Stock splits are a standard strategy companies use to increase trading volume and open their shares to smaller investors. Although this doesn’t necessarily result in more shareholder recruitment, it can. When a company divides its equity two for one, investors possess twice as many shares, but does this increase liquidity? Want to learn more about stock splits and investing? All you need to do is follow this link and you will be connected to an educational firm.
The Psychological Impact Of Investors
An announcement by a business to split its shares typically elicits excitement and optimism among investors. A surge in trading activity during and immediately following the split may indicate that investors whose high prices had previously put off are now more prepared to purchase shares at reduced costs per share.
Additionally, stock splits can increase demand by increasing the number of individuals who can buy firm shares. This increases the likelihood that the stock will draw in regular investors, increasing trading volumes and expanding the company’s market presence.
Trade volume can also be impacted by how a stock split is seen. For instance, if a company recently declared a two-for-one stock split and there is a decline in the EPS, some investors would conclude that the business is not as profitable as it used to be.
This could negatively affect the performance of the company in the marketplace.
Investors must, however, focus more on a company’s long-term prospects than on any associated short-term profits or losses. This is because, following a stock split, your actual share value stays the same no matter how many more you possess.
Market Response: Immediate And Extended Consequences
Even though they don’t happen frequently, stock splits can significantly affect trading volume and directly change the number of shares that can be exchanged. As a result, investors with substantial positions in stocks that announce a split should modify the size of their positions appropriately.
When stocks split, the total number of outstanding shares is increased by a specific ratio, like 2-for-1. This doesn’t alter the stock’s overall worth, but it does enable investors to purchase more shares for less money.
Since there are more buyers and sellers for ten shares at $10 than one at $100, a stock split can help make equities easier to market.
Many managers look for ways to increase the liquidity of their company’s shares.

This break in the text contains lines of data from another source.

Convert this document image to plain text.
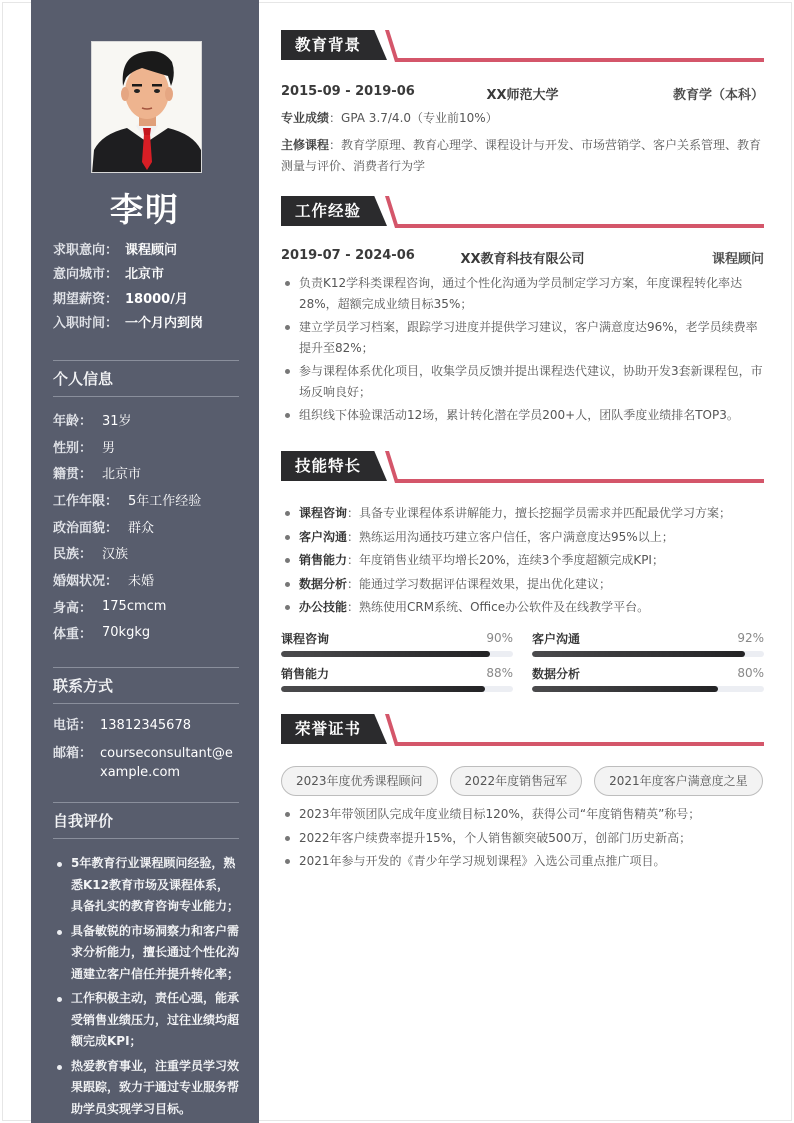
李明
求职意向： 课程顾问
意向城市： 北京市
期望薪资： 18000/月
入职时间： 一个月内到岗
个人信息
年龄： 31岁
性别： 男
籍贯： 北京市
工作年限： 5年工作经验
政治面貌： 群众
民族： 汉族
婚姻状况： 未婚
身高： 175cmcm
体重： 70kgkg
联系方式
电话： 13812345678
邮箱： courseconsultant@example.com
自我评价
5年教育行业课程顾问经验，熟悉K12教育市场及课程体系，具备扎实的教育咨询专业能力；
具备敏锐的市场洞察力和客户需求分析能力，擅长通过个性化沟通建立客户信任并提升转化率；
工作积极主动，责任心强，能承受销售业绩压力，过往业绩均超额完成KPI；
热爱教育事业，注重学员学习效果跟踪，致力于通过专业服务帮助学员实现学习目标。
教育背景
2015-09 - 2019-06	XX师范大学	教育学（本科）
专业成绩：GPA 3.7/4.0（专业前10%）
主修课程：教育学原理、教育心理学、课程设计与开发、市场营销学、客户关系管理、教育测量与评价、消费者行为学
工作经验
2019-07 - 2024-06	XX教育科技有限公司	课程顾问
负责K12学科类课程咨询，通过个性化沟通为学员制定学习方案，年度课程转化率达28%，超额完成业绩目标35%；
建立学员学习档案，跟踪学习进度并提供学习建议，客户满意度达96%，老学员续费率提升至82%；
参与课程体系优化项目，收集学员反馈并提出课程迭代建议，协助开发3套新课程包，市场反响良好；
组织线下体验课活动12场，累计转化潜在学员200+人，团队季度业绩排名TOP3。
技能特长
课程咨询：具备专业课程体系讲解能力，擅长挖掘学员需求并匹配最优学习方案；
客户沟通：熟练运用沟通技巧建立客户信任，客户满意度达95%以上；
销售能力：年度销售业绩平均增长20%，连续3个季度超额完成KPI；
数据分析：能通过学习数据评估课程效果，提出优化建议；
办公技能：熟练使用CRM系统、Office办公软件及在线教学平台。
课程咨询	90% 客户沟通	92%
销售能力	88% 数据分析	80%
荣誉证书
2023年度优秀课程顾问	2022年度销售冠军	2021年度客户满意度之星
2023年带领团队完成年度业绩目标120%，获得公司“年度销售精英”称号；
2022年客户续费率提升15%，个人销售额突破500万，创部门历史新高；
2021年参与开发的《青少年学习规划课程》入选公司重点推广项目。
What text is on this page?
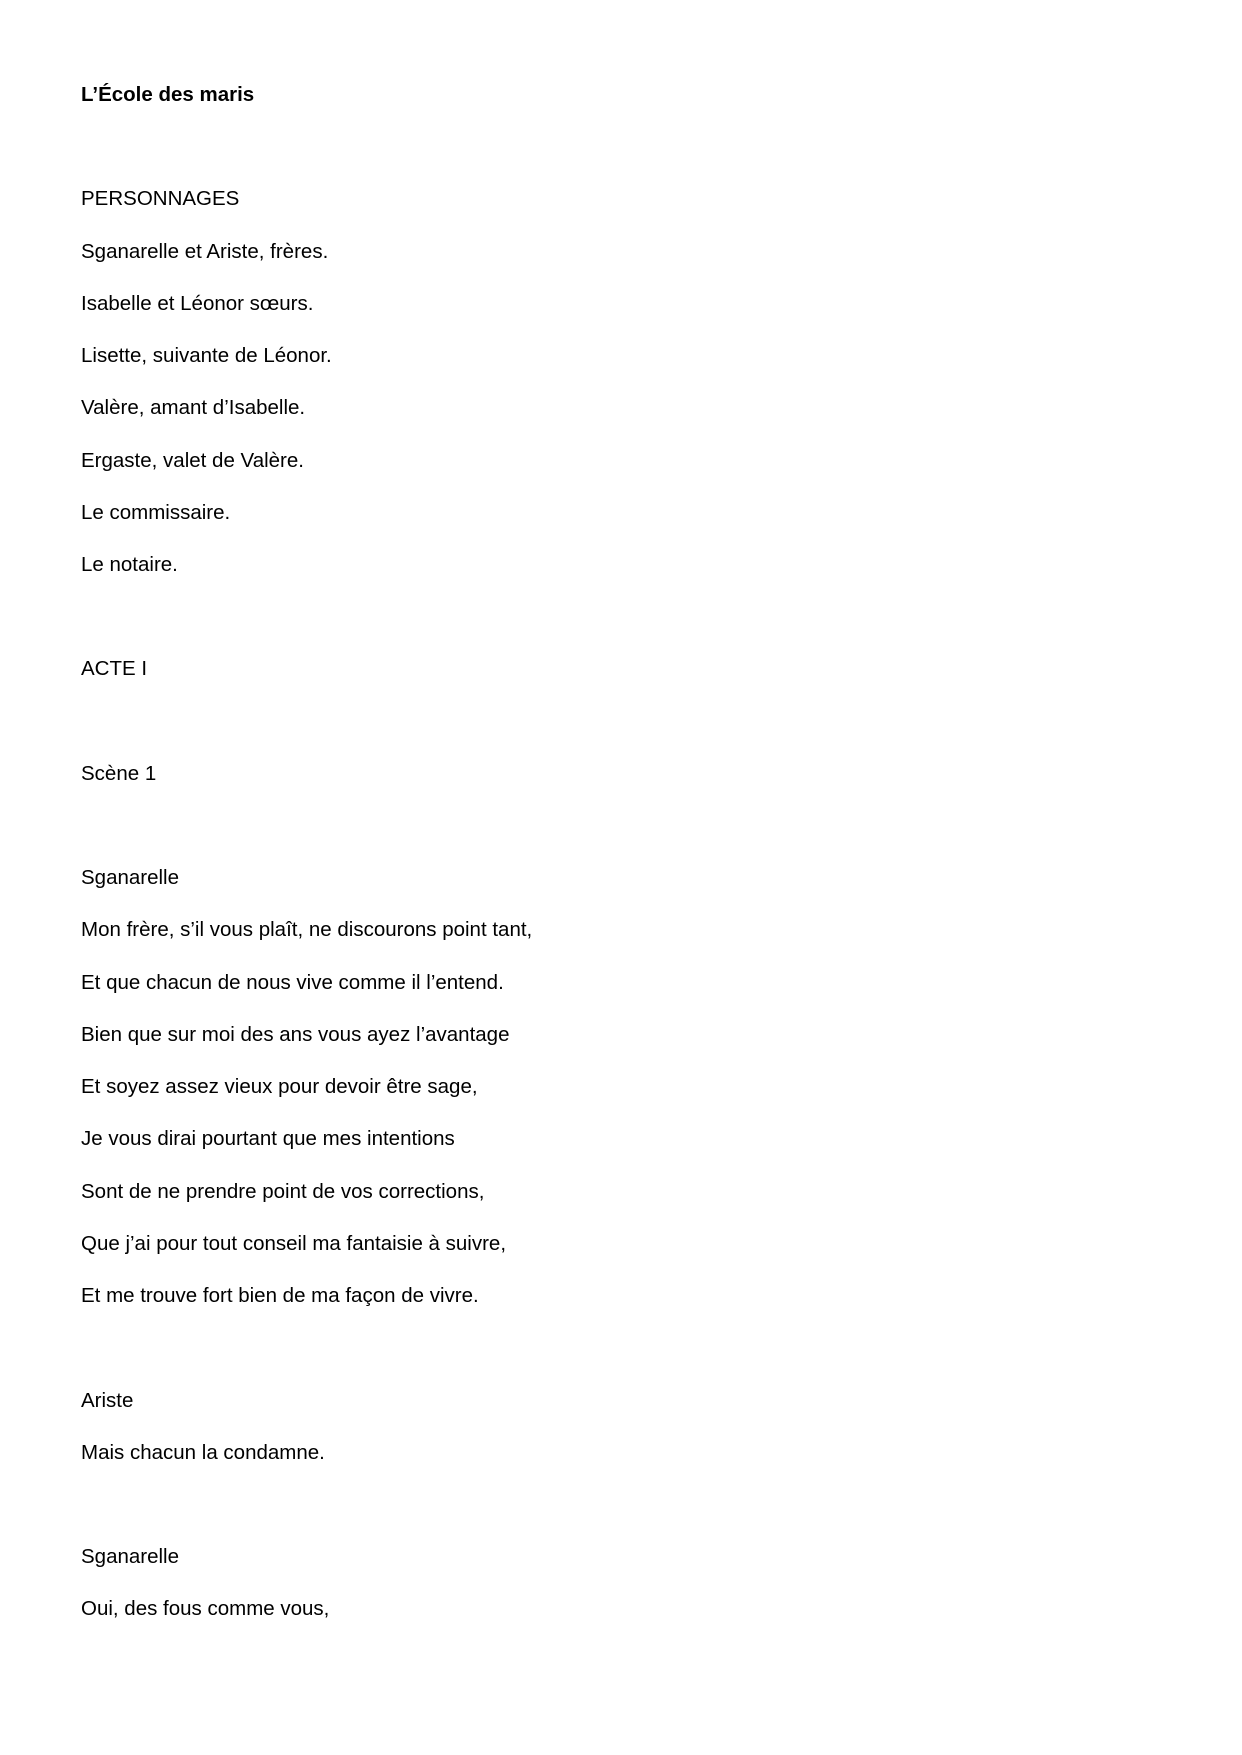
L’École des maris
PERSONNAGES
Sganarelle et Ariste, frères.
Isabelle et Léonor sœurs.
Lisette, suivante de Léonor.
Valère, amant d’Isabelle.
Ergaste, valet de Valère.
Le commissaire.
Le notaire.
ACTE I
Scène 1
Sganarelle
Mon frère, s’il vous plaît, ne discourons point tant,
Et que chacun de nous vive comme il l’entend.
Bien que sur moi des ans vous ayez l’avantage
Et soyez assez vieux pour devoir être sage,
Je vous dirai pourtant que mes intentions
Sont de ne prendre point de vos corrections,
Que j’ai pour tout conseil ma fantaisie à suivre,
Et me trouve fort bien de ma façon de vivre.
Ariste
Mais chacun la condamne.
Sganarelle
Oui, des fous comme vous,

Some businesses, such as Berkshire Hathaway, maintain higher stock prices rather than split their shares to accomplish identical results.
Research on the impact of stock splits on trading volumes examined the short—and long-term consequences of the events by examining executed shares in equity markets and options contracts traded for mega, large, and small-size securities in options markets.
Following each split, we saw an early spike in activity that eventually tapered off; options markets saw more significant gains but weren’t very sustained over the next six months (Exhibits 1 and 2).
Impact On The Liquidity Of Stocks
In addition to lowering the price per share, a stock split may increase the quantity of shares available on the market, which will draw investors and improve liquidity. In 2020, Apple (AAPL) conducted a 4:1 stock split, which increased investor confidence, promoted long-term investment, gave investors additional shares, and decreased the cost of Apple items for investors.
Nevertheless, a rise in liquidity does not guarantee a rise in trade volume. For example, an announcement like a stock split could result in an instantaneous surge in trading volume. Still, this spike might only continue briefly because trading volume might fluctuate based on announcements and news from other sources, such as market rumors and other events.
It is essential to consider the market’s overall state when assessing how stock splits affect trading volume. Although stock splits rarely bring about significant changes in liquidity levels, they give small investors the chance to buy shares that would have otherwise been too expensive.
Conclusion
Despite what many may think, stock splits only sometimes result in investors becoming wealthy. The number of outstanding shares multiplied by the share price of a stock determines its total market capitalization, which is the worth of the stock. This amount will only change once any split has occurred. Due to new issuers entering the market after the split, the company’s total market capitalization will remain unchanged even if investors’ share prices decline in proportion to the number of new shares issued as part of the split.